Thorpedo Anna rips through another gallop in the dark, her 74-year-old exercise rider Danny Ramsey holding and hoping, fighting physics. Big Evs barrels down the horse path, head up, eyes wide, a ball of speed, back for another crack. Emily Upjohn measures each step like she’s trying on a new pair of Pradas. Rebel’s Romance floats along the turf course, a $9.1 million hovercraft. War Like Goddess, a 7-year-old mare still going strong, straddles the line of boil and boil over as her trainer Bill Mott tries to cajole her through another day. East Avenue, well, East Avenue stops you in your tracks; the days, the hours, the minutes can’t come quick enough for his trainer Brendan Walsh.
And the Aidan O’Brien battalion strolls and struts two circuits of the Del Mar paddock Thursday morning. Luxembourg leads City of Troy and eight stablemates with Porta Fortuna tagging along as the caboose. Two turns and out. Photographers, security guards, fans, owners, trainers, agents, writers and general hangers on funnel into the tunnel from the paddock to the track. I stopped counting at 87. Most seemed to be wearing City of Troy vests.
During a week of questions, there is one on the top of everyone’s mind, at the tip of everyone’s lips. Phrased differently but meant the same.
“Can he, or can’t he?”
“Will he, or won’t he?”
I’ve been asked by professional trainers and degenerate gamblers, lifelong horsemen and weekend warriors, my 90-year-old dad and my 15-year-old son. And, yeah, I’ve asked it a time or two, too.
In an era when sporting ventures seem fewer and farther between, Aidan O’Brien and the Coolmore team lead the list of sporting ventures this weekend. A once-beaten turf horse takes on the world in the toughest 10 furlongs on the dirt.

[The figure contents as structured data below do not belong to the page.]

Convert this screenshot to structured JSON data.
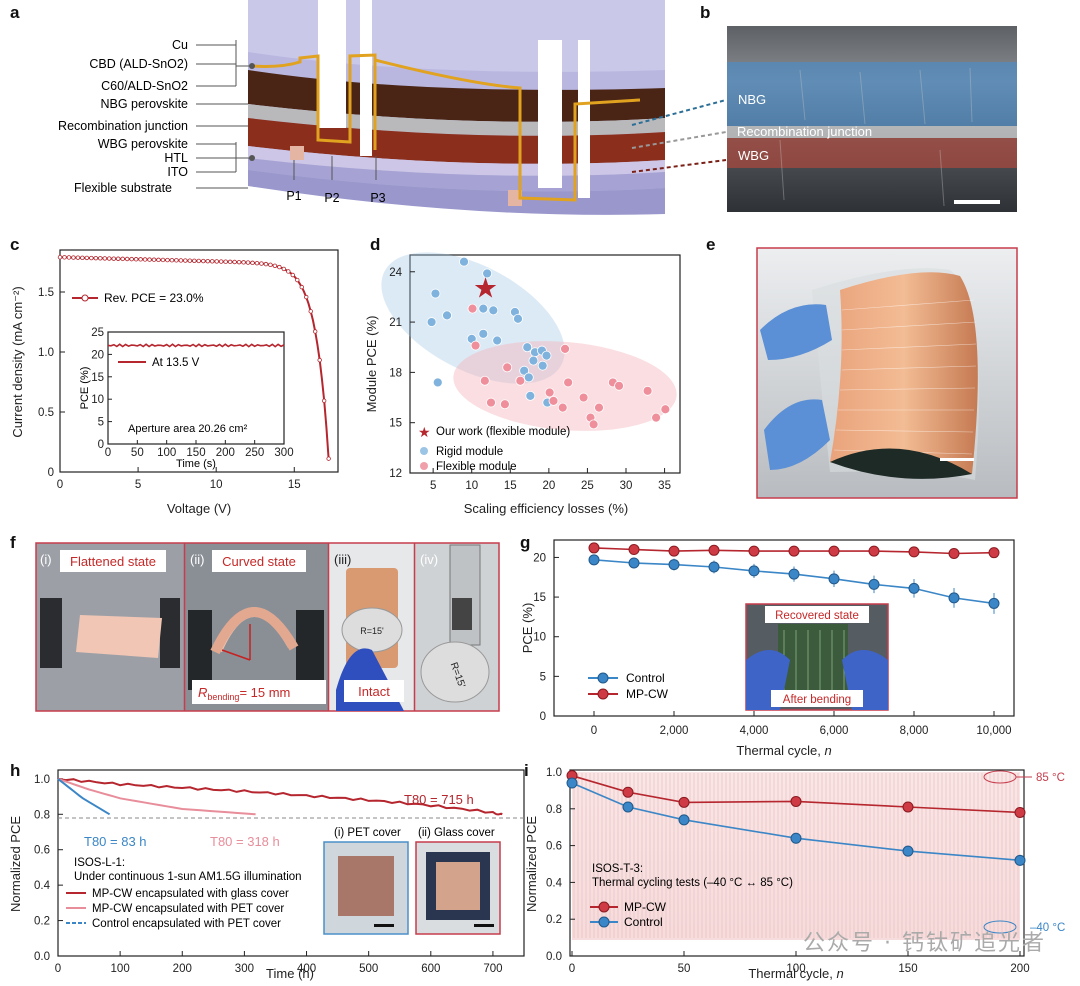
{
  "panels": {
    "a": "a",
    "b": "b",
    "c": "c",
    "d": "d",
    "e": "e",
    "f": "f",
    "g": "g",
    "h": "h",
    "i": "i"
  },
  "schematic": {
    "layers": [
      "Cu",
      "CBD (ALD-SnO2)",
      "C60/ALD-SnO2",
      "NBG perovskite",
      "Recombination junction",
      "WBG perovskite",
      "HTL",
      "ITO",
      "Flexible substrate"
    ],
    "scribes": [
      "P1",
      "P2",
      "P3"
    ]
  },
  "sem": {
    "labels": [
      "NBG",
      "Recombination junction",
      "WBG"
    ]
  },
  "colors": {
    "red": "#b5262e",
    "blue": "#3b86c6",
    "pink": "#e88d9a",
    "lightblue": "#9cc4e4",
    "gold": "#e0a21f"
  },
  "jv": {
    "legend": "Rev. PCE = 23.0%",
    "inset_legend": "At 13.5 V",
    "inset_note": "Aperture area 20.26 cm²",
    "inset_ylabel": "PCE (%)",
    "inset_xlabel": "Time (s)",
    "inset_yticks": [
      "0",
      "5",
      "10",
      "15",
      "20",
      "25"
    ],
    "inset_xticks": [
      "0",
      "50",
      "100",
      "150",
      "200",
      "250",
      "300"
    ],
    "inset_value": 22,
    "xlabel": "Voltage (V)",
    "ylabel": "Current density (mA cm⁻²)",
    "xticks": [
      "0",
      "5",
      "10",
      "15"
    ],
    "yticks": [
      "0",
      "0.5",
      "1.0",
      "1.5"
    ],
    "jsc": 1.79,
    "voc": 17.2
  },
  "chart_data": [
    {
      "type": "scatter",
      "panel": "d",
      "xlabel": "Scaling efficiency losses (%)",
      "ylabel": "Module PCE (%)",
      "xlim": [
        2,
        37
      ],
      "ylim": [
        12,
        25
      ],
      "xticks": [
        "5",
        "10",
        "15",
        "20",
        "25",
        "30",
        "35"
      ],
      "yticks": [
        "12",
        "15",
        "18",
        "21",
        "24"
      ],
      "series": [
        {
          "name": "Our work (flexible module)",
          "points": [
            [
              11.8,
              23.0
            ]
          ]
        },
        {
          "name": "Rigid module",
          "points": [
            [
              9,
              24.6
            ],
            [
              12,
              23.9
            ],
            [
              5.3,
              22.7
            ],
            [
              6.8,
              21.4
            ],
            [
              11.5,
              21.8
            ],
            [
              12.8,
              21.7
            ],
            [
              15.6,
              21.6
            ],
            [
              16,
              21.2
            ],
            [
              4.8,
              21.0
            ],
            [
              10,
              20.0
            ],
            [
              11.5,
              20.3
            ],
            [
              13.3,
              19.9
            ],
            [
              17.2,
              19.5
            ],
            [
              18.2,
              19.2
            ],
            [
              19.1,
              19.3
            ],
            [
              18,
              18.7
            ],
            [
              19.7,
              19.0
            ],
            [
              19.2,
              18.4
            ],
            [
              16.8,
              18.1
            ],
            [
              17.4,
              17.7
            ],
            [
              5.6,
              17.4
            ],
            [
              17.6,
              16.6
            ],
            [
              19.8,
              16.2
            ]
          ]
        },
        {
          "name": "Flexible module",
          "points": [
            [
              10.1,
              21.8
            ],
            [
              10.5,
              19.6
            ],
            [
              22.1,
              19.4
            ],
            [
              14.6,
              18.3
            ],
            [
              11.7,
              17.5
            ],
            [
              16.3,
              17.5
            ],
            [
              22.5,
              17.4
            ],
            [
              20.1,
              16.8
            ],
            [
              28.3,
              17.4
            ],
            [
              29.1,
              17.2
            ],
            [
              24.5,
              16.5
            ],
            [
              32.8,
              16.9
            ],
            [
              20.6,
              16.3
            ],
            [
              12.5,
              16.2
            ],
            [
              14.3,
              16.1
            ],
            [
              26.5,
              15.9
            ],
            [
              35.1,
              15.8
            ],
            [
              25.4,
              15.3
            ],
            [
              21.8,
              15.9
            ],
            [
              25.8,
              14.9
            ],
            [
              33.9,
              15.3
            ]
          ]
        }
      ]
    },
    {
      "type": "line",
      "panel": "g",
      "xlabel": "Thermal cycle, n",
      "ylabel": "PCE (%)",
      "xlim": [
        -1000,
        10500
      ],
      "ylim": [
        0,
        22
      ],
      "xticks": [
        "0",
        "2,000",
        "4,000",
        "6,000",
        "8,000",
        "10,000"
      ],
      "yticks": [
        "0",
        "5",
        "10",
        "15",
        "20"
      ],
      "x": [
        0,
        1000,
        2000,
        3000,
        4000,
        5000,
        6000,
        7000,
        8000,
        9000,
        10000
      ],
      "series": [
        {
          "name": "Control",
          "values": [
            19.7,
            19.3,
            19.1,
            18.8,
            18.3,
            17.9,
            17.3,
            16.6,
            16.1,
            14.9,
            14.2
          ]
        },
        {
          "name": "MP-CW",
          "values": [
            21.2,
            21.0,
            20.8,
            20.9,
            20.8,
            20.8,
            20.8,
            20.8,
            20.7,
            20.5,
            20.6
          ]
        }
      ],
      "inset_labels": [
        "Recovered state",
        "After bending"
      ]
    },
    {
      "type": "line",
      "panel": "h",
      "xlabel": "Time (h)",
      "ylabel": "Normalized PCE",
      "xlim": [
        0,
        750
      ],
      "ylim": [
        0.0,
        1.05
      ],
      "xticks": [
        "0",
        "100",
        "200",
        "300",
        "400",
        "500",
        "600",
        "700"
      ],
      "yticks": [
        "0.0",
        "0.2",
        "0.4",
        "0.6",
        "0.8",
        "1.0"
      ],
      "series": [
        {
          "name": "MP-CW encapsulated with glass cover",
          "points": [
            [
              0,
              1.0
            ],
            [
              100,
              0.97
            ],
            [
              200,
              0.95
            ],
            [
              300,
              0.93
            ],
            [
              400,
              0.905
            ],
            [
              500,
              0.88
            ],
            [
              600,
              0.85
            ],
            [
              700,
              0.81
            ],
            [
              715,
              0.8
            ]
          ]
        },
        {
          "name": "MP-CW encapsulated with PET cover",
          "points": [
            [
              0,
              1.0
            ],
            [
              50,
              0.94
            ],
            [
              100,
              0.89
            ],
            [
              200,
              0.83
            ],
            [
              318,
              0.8
            ]
          ]
        },
        {
          "name": "Control encapsulated with PET cover",
          "points": [
            [
              0,
              1.0
            ],
            [
              40,
              0.89
            ],
            [
              83,
              0.8
            ]
          ]
        }
      ],
      "annotations": [
        "T80 = 83 h",
        "T80 = 318 h",
        "T80 = 715 h"
      ],
      "test_label": "ISOS-L-1:",
      "test_desc": "Under continuous 1-sun AM1.5G illumination",
      "inset_labels": [
        "(i) PET cover",
        "(ii) Glass cover"
      ]
    },
    {
      "type": "line",
      "panel": "i",
      "xlabel": "Thermal cycle, n",
      "ylabel": "Normalized PCE",
      "xlim": [
        0,
        200
      ],
      "ylim": [
        0.0,
        1.0
      ],
      "xticks": [
        "0",
        "50",
        "100",
        "150",
        "200"
      ],
      "yticks": [
        "0.0",
        "0.2",
        "0.4",
        "0.6",
        "0.8",
        "1.0"
      ],
      "x": [
        0,
        25,
        50,
        100,
        150,
        200
      ],
      "series": [
        {
          "name": "MP-CW",
          "values": [
            0.98,
            0.89,
            0.835,
            0.84,
            0.81,
            0.78
          ]
        },
        {
          "name": "Control",
          "values": [
            0.94,
            0.81,
            0.74,
            0.64,
            0.57,
            0.52
          ]
        }
      ],
      "test_label": "ISOS-T-3:",
      "test_desc": "Thermal cycling tests (–40 °C ↔ 85 °C)",
      "temp_high": "85 °C",
      "temp_low": "–40 °C"
    }
  ],
  "flex": {
    "states": [
      "(i)",
      "(ii)",
      "(iii)",
      "(iv)"
    ],
    "labels": [
      "Flattened state",
      "Curved state",
      "Intact"
    ],
    "radius_label": "= 15 mm",
    "radius_sym": "R",
    "radius_sub": "bending",
    "cylinder_text": "R=15'"
  },
  "watermark": "公众号 · 钙钛矿追光者"
}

Doug Cowans and Next are right there with O’Brien and City Of Troy. An over-achieving three-turn dirt horse, claimed and revitalized, a feel-good story, taking on the world.
The Breeders’ Cup Classic backs up its name. A classic. An international classic.
When the Breeders’ Cup was created, this was the concept, right? The best of the world converge – an away game for most, step up, take a risk, throw your chips on the table.